Tanaka offers Scott one-fourth of the money to get past the zombies and pull off a heist. Scott accepts – he sees the offer as an opportunity to change his life – and assembles a team for the job. The success off the operation rests on a safecracker and a helicopter pilot. The former will get the team into the vault, the latter will ensure a getaway in a chopper – “a junk of a hunk” – abandoned on the terrace of one of the hotel towers. But neither of them is promised the biggest payouts.

Those are reserved for Scott and two of his mates from the earlier zombie war, his old flame Maria Cruz (Ana de la Reguera) and Vanderohe (Omari Hardwick) – $15 million each. Once the duo is on board, the sullen, taciturn Scott assembles the rest of the team. The pilot, Marianne Peters (Tig Notaro), is an old pro at flying into conflict zones, but the locksmith Dieter (Matthias Schweighofer), great at his work, is no zombie killer. Vanderohe takes him under his wing.

Scott convinces a trigger-happy hitman Mikey Guzman (Raul Castillo), his associate Chambers (Samantha Win) and Lily the Coyote (Nora Arnezeder), who smuggles people into the walled area of Las Vegas, to join the team.

Scott’s estranged daughter, Kate (Ella Purnell), works as a volunteer in the quarantine camp where she shares a special bond with single mother Geeta (Huma Qureshi) and her two children. Kate was witness to Scott putting a knife into the head of his infected wife. She insists on being a part of the team because Geeta is suspected to be in Hotel Olympus, the den of the alpha zombies ruled by Zeus (Richard Centrane) and his Queen (Athena Perample).

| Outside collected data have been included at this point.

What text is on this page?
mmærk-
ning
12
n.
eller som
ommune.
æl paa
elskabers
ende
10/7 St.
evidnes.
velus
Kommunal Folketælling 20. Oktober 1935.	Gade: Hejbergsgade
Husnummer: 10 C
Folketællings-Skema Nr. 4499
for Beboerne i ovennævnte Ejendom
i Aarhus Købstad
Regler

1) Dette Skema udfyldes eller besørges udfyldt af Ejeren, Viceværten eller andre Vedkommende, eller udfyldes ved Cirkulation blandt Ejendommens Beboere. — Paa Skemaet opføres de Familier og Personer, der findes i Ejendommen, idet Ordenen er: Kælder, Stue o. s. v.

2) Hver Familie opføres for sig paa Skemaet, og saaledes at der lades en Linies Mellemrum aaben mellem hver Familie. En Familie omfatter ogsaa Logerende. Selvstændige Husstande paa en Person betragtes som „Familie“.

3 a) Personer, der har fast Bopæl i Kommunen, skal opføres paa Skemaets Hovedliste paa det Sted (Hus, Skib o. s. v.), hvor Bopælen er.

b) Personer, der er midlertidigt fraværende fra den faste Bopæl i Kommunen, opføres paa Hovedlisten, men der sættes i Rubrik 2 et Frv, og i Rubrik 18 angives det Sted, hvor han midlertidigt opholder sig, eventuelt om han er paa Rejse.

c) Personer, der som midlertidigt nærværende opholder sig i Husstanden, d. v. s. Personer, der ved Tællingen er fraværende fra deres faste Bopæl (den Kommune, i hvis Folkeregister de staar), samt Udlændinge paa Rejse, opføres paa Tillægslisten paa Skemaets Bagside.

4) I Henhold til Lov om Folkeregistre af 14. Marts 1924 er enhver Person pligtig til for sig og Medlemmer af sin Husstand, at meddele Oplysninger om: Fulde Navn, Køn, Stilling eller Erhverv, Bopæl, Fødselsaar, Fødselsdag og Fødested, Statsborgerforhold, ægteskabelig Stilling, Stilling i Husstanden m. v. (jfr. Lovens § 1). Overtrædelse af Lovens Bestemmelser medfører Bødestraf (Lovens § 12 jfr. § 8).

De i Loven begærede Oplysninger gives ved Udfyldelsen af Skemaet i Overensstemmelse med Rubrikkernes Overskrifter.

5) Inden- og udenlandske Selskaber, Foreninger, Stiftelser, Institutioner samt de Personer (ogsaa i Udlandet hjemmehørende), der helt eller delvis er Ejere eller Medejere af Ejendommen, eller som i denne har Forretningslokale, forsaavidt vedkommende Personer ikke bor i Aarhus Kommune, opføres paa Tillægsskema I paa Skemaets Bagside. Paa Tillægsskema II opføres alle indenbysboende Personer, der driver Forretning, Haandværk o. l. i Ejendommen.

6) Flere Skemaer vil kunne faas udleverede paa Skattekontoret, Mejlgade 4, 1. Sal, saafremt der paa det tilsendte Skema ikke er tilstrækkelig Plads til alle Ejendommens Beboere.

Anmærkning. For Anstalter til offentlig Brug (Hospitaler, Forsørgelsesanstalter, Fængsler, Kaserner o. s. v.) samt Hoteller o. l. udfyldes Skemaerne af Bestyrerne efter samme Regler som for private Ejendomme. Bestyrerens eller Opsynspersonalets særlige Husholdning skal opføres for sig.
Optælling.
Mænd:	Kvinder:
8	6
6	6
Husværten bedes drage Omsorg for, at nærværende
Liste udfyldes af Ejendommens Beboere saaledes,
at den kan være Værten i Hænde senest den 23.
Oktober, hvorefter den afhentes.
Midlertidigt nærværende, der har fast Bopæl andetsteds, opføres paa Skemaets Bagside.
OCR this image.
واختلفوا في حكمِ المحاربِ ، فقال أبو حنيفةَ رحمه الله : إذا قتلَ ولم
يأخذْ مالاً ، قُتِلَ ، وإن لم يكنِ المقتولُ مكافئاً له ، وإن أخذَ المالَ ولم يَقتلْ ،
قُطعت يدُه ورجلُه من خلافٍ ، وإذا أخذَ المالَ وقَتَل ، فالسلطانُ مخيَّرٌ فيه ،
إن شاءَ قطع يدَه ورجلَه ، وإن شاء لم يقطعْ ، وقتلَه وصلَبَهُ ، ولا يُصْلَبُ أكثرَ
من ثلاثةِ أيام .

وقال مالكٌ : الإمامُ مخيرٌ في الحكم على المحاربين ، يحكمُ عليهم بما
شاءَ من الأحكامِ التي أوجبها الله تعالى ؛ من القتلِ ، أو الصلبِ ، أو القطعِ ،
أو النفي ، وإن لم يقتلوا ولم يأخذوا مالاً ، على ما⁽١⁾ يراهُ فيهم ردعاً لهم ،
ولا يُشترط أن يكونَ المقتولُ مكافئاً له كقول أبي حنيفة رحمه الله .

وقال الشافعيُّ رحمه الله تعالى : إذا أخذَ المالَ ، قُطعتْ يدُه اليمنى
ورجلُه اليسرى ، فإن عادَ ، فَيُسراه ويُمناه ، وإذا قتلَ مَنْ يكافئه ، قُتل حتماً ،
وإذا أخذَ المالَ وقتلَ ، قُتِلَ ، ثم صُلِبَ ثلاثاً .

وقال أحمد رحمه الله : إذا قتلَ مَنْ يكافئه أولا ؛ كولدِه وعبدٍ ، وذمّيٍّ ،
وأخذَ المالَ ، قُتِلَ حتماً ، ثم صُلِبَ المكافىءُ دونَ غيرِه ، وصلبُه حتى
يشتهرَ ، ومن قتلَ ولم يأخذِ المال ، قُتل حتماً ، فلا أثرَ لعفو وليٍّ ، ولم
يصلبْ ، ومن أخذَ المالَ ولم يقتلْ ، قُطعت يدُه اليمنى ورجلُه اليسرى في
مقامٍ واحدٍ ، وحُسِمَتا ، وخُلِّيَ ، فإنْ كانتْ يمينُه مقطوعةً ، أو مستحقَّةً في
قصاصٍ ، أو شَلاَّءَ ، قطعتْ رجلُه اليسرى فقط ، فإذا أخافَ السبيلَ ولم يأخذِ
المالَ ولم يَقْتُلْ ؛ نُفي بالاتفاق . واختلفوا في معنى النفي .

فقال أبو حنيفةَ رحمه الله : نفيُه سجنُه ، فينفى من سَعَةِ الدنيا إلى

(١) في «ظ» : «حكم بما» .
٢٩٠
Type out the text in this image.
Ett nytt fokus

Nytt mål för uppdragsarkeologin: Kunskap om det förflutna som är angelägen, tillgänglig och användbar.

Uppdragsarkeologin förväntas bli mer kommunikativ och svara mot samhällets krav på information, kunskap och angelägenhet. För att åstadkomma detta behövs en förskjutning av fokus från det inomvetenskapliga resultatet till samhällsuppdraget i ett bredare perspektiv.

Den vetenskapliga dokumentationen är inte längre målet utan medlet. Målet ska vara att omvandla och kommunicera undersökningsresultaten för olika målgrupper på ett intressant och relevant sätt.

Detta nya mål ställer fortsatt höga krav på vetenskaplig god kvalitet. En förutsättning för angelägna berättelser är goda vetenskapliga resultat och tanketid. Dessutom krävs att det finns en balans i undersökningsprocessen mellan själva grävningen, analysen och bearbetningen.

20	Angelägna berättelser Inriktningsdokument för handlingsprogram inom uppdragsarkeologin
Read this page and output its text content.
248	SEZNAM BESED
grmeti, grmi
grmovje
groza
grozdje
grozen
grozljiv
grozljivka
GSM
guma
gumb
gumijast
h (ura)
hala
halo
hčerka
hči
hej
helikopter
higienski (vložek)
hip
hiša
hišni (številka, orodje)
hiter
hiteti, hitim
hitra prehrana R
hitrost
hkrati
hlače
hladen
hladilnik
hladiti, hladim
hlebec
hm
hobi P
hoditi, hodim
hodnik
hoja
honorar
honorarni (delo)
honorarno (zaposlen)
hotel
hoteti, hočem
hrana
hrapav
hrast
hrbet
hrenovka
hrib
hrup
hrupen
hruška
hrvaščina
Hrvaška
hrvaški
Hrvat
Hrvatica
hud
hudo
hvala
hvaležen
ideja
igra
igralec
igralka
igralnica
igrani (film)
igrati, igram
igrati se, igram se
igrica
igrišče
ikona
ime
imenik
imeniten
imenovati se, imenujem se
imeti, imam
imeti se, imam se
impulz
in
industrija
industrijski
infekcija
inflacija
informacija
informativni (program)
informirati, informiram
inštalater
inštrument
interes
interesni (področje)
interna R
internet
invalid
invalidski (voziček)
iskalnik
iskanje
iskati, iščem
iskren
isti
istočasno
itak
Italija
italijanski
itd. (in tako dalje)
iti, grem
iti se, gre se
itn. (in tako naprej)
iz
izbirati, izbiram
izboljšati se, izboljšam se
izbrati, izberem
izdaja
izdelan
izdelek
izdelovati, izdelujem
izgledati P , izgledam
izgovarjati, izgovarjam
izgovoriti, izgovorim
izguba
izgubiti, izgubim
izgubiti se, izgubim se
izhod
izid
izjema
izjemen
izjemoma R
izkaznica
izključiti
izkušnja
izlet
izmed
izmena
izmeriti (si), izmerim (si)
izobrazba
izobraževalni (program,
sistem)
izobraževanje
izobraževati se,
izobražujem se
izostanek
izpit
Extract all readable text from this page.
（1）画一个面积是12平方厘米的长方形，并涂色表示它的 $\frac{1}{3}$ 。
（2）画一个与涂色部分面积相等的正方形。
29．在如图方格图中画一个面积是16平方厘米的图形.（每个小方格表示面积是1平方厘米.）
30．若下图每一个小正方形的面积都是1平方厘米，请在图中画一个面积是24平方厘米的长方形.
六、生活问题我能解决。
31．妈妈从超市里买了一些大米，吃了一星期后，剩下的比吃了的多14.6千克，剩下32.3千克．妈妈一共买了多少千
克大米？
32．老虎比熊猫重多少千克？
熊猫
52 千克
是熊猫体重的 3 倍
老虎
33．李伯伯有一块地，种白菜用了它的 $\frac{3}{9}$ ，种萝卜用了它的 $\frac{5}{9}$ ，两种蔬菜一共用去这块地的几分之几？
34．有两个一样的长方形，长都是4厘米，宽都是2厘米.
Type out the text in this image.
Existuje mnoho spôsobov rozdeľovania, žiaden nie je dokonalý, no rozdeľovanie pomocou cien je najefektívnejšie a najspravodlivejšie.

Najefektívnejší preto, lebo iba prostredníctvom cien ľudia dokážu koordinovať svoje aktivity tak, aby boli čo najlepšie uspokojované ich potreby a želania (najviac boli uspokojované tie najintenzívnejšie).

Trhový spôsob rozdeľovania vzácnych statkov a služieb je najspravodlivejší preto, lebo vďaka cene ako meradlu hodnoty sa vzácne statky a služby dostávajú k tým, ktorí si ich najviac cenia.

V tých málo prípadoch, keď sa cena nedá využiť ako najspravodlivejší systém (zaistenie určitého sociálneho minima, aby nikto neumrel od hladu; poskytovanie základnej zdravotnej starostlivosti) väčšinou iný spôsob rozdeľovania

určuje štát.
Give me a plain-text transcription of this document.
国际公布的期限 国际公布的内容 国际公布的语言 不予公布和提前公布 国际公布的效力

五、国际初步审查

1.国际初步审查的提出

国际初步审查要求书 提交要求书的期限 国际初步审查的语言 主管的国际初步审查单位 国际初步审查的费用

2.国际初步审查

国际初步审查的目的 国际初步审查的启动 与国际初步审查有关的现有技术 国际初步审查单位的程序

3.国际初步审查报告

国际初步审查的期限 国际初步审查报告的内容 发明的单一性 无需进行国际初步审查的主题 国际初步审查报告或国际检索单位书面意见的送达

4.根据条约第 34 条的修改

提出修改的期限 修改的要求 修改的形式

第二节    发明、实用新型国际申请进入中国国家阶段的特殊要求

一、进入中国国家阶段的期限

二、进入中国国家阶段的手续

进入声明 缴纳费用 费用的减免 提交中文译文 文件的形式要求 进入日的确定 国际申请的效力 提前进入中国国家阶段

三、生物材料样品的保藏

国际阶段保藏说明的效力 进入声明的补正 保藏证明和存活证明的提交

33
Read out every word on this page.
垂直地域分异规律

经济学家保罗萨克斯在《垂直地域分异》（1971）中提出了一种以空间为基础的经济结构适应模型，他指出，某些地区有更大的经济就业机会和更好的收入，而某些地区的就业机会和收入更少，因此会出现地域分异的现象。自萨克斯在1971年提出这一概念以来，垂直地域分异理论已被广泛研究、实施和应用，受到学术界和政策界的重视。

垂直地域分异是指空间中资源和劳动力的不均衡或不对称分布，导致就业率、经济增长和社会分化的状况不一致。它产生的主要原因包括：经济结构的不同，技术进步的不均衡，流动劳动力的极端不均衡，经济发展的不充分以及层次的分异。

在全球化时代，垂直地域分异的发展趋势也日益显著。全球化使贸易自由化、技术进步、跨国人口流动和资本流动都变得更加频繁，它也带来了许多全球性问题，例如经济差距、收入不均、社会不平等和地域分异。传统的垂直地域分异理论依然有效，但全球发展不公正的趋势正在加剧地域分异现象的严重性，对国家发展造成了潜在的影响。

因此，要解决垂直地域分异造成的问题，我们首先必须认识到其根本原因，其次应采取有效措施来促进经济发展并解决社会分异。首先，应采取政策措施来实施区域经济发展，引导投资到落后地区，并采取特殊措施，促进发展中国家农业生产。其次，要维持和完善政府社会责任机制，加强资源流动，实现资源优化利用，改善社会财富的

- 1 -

A slimy guard at the quarantine camp Bert Cummings (Theo Rossi) and Tanaka’s head of security Martin (Garret Dillahunt) accompany the gang. The latter claims to know all the access routes in the casino towers.

As Lily the Coyote points out, the walled city isn’t a prison for the alphas; it’s their kingdom. They, as it turns out, are formidable foes. They aren’t the usual sluggish, ungainly, aimless zombies that audiences are accustomed to but undead creatures in total control of their physical faculties. Once Scott and his team are inside the crumbling casino, there is no turning back. The action flows without let.

The cast is made up of actors from numerous countries. Bautista and Hardwick are American, Purnell is English, Sanada is Japanese, Reguera is Mexican, Win is Canadian, Arnezeder is French and Schweighofer is German. But we aren’t strictly talking performances, but Huma Qureshi, in what can only be described as a minuscule secondary role, gets to leave a mark.

Parts of Army Of The Dead are suitably horrific. But, unless you are an inveterate zombie movie fan, it parts do not exactly add up to a movie that will blow your mind.